Full Hunter's Moon Sustainability Potluck and Moonlight Art Mosey at Bernheim

business first...
 Rainy days drove me indoors where I created this "Winged Vessel" from a block of Indiana Limestone.
 This is another view - it measures 30" x 17" x 9" and weighs about 80 lbs.
...and now for fun...
 Last night, Meg and I made the 3 hour round trip to Bernheim Arboretum with a couple of dishes for their potluck gathering.  Meg snapped this cool close-up of Crinoids on a boulder as we joined the group. (...kind of like unstrung beads, play money or tokens...)
 Claude Stephens, facilitator of outreach and regenerative design, gave talks about the various projects and approaches at Bernheim.  Claude covered many great topics - for me, the most interesting point was his discussion about art and its life as a cycle.  After its creation and life as an art object, he describes the thought that goes into its decay and transformation / recycling into another useful form for the environment.  I silently mused that stone sculpture is a little different than the temporary mediums that he was describing; what is cyclic are the human civilizations around a stone sculpture (....one day to include our own.)
 Yesterday was a 'Moon Medley', starting with the "Blood Moon" at 6 a.m.
 ...then, the rise of the Full Hunter's Moon over the rolling hills of Bernheim Forest.
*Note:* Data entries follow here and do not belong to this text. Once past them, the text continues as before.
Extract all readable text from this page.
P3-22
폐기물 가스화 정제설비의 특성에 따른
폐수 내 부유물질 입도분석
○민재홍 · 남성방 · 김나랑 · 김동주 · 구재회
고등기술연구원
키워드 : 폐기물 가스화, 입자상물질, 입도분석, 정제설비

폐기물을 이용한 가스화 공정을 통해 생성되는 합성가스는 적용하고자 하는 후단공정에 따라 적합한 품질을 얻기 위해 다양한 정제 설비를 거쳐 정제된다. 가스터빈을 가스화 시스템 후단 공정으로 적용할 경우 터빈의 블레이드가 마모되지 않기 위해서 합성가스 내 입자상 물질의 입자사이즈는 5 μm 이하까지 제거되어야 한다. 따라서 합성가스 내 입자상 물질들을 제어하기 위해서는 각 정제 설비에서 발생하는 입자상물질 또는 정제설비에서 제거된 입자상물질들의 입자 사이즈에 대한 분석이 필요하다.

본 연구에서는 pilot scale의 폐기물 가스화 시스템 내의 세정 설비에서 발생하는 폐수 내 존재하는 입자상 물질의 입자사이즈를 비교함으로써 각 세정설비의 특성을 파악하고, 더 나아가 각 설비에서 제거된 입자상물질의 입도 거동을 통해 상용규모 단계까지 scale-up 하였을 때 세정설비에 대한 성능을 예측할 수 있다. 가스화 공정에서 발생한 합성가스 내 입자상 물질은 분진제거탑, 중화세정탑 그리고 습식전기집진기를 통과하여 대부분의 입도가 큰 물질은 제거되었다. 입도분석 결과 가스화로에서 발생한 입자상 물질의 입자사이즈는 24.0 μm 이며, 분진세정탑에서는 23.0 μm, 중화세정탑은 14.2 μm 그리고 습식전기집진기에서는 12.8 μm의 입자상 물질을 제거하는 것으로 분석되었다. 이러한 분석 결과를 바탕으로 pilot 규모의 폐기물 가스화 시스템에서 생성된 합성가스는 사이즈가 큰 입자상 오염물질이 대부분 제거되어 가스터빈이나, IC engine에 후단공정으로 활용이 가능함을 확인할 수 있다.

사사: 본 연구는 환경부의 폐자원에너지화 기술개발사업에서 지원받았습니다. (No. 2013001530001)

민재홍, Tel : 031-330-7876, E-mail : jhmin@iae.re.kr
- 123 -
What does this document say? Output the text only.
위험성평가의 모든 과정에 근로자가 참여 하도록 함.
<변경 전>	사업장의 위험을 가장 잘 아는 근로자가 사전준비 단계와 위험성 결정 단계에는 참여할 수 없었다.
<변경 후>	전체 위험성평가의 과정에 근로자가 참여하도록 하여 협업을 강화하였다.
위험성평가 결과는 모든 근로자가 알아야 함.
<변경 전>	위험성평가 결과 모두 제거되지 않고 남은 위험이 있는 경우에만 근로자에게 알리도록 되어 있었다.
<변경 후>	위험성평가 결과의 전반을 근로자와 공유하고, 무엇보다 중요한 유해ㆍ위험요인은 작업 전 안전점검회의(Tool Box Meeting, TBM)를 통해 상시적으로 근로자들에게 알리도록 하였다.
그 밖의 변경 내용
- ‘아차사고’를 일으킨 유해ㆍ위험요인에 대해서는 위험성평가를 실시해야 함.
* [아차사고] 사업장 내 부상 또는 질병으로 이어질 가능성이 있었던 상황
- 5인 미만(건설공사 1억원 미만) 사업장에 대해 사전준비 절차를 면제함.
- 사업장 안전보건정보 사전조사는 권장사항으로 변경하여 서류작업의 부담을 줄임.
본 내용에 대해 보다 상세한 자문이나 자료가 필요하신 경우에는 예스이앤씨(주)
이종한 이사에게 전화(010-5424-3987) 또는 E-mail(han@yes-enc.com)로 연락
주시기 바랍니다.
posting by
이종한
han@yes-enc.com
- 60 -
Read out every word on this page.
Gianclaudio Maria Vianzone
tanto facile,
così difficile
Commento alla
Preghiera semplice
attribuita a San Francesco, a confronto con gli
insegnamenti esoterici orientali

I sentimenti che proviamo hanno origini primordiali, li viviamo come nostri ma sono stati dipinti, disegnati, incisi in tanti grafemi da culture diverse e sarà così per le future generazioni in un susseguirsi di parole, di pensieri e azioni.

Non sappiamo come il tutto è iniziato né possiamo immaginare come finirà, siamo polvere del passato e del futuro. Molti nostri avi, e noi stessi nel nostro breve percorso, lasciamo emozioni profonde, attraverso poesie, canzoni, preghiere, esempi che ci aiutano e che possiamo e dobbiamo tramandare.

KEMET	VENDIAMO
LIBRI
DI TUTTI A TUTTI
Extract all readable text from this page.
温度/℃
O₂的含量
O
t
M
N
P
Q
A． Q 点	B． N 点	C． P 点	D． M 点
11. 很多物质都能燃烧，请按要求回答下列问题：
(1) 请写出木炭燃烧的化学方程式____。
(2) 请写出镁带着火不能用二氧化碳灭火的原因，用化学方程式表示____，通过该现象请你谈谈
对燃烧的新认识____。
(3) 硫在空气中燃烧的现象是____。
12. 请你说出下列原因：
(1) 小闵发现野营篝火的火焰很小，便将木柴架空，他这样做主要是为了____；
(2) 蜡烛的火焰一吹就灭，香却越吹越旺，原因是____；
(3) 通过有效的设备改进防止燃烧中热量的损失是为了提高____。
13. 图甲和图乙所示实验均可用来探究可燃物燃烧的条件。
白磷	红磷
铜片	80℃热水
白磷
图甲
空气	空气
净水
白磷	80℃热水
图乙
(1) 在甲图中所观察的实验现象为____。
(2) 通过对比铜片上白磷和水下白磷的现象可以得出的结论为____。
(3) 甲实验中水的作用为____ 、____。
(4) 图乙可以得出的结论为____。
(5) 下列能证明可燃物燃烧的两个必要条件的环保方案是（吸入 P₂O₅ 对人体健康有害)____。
I'd never been to Bernheim after dark, and I was happy that I made the trip.
 The food that everybody brought to the pot luck was 'top notch'!  Afterwards, Martha Slaughter, Visual Arts Coordinator, led the group to enjoy some of their art by moonlight.  Meg snapped this photo of the Hunter's Moon as seen through a portion of Earth Measure.  The artist, Matt Weir, had also attended the event and described to the group the particulars about the project. On the way to the next sculpture, we eased around a very fluffy, white skunk with raised tail (right-of-way protocols were observed). We concluded the event by checking out Meg's sculpture "Emerging", which is aging beautifully. 
On the way to Bernheim, I'd snapped this shot of a 'temporary public art project' in front of Payneville Elementary School.  Following Claude's train of thought: after this sculpture has lived out its life as art, it becomes cow food.  (However, I'm not following the train of thought any further than when it goes into the cow...)

4 comments:

artistatexit0 said...

Cool that the piece you started this post with (which looks like a brachiopod to me)was followed by an image of actual fossils. Nice catching up with you thru the blog.

don lawler said...

always great to hear from you, Al! Actually...a Brachiopod shape would make a great stone vessel...making a fossil from a block of fossils.

artistatexit0 said...

That's an interesting and very contemporary art idea Don...uniting image and substance.

don lawler said...

Is that like...making a cow out of butter? or a stuffed cat from the cat hair that we sweep out from under the bed?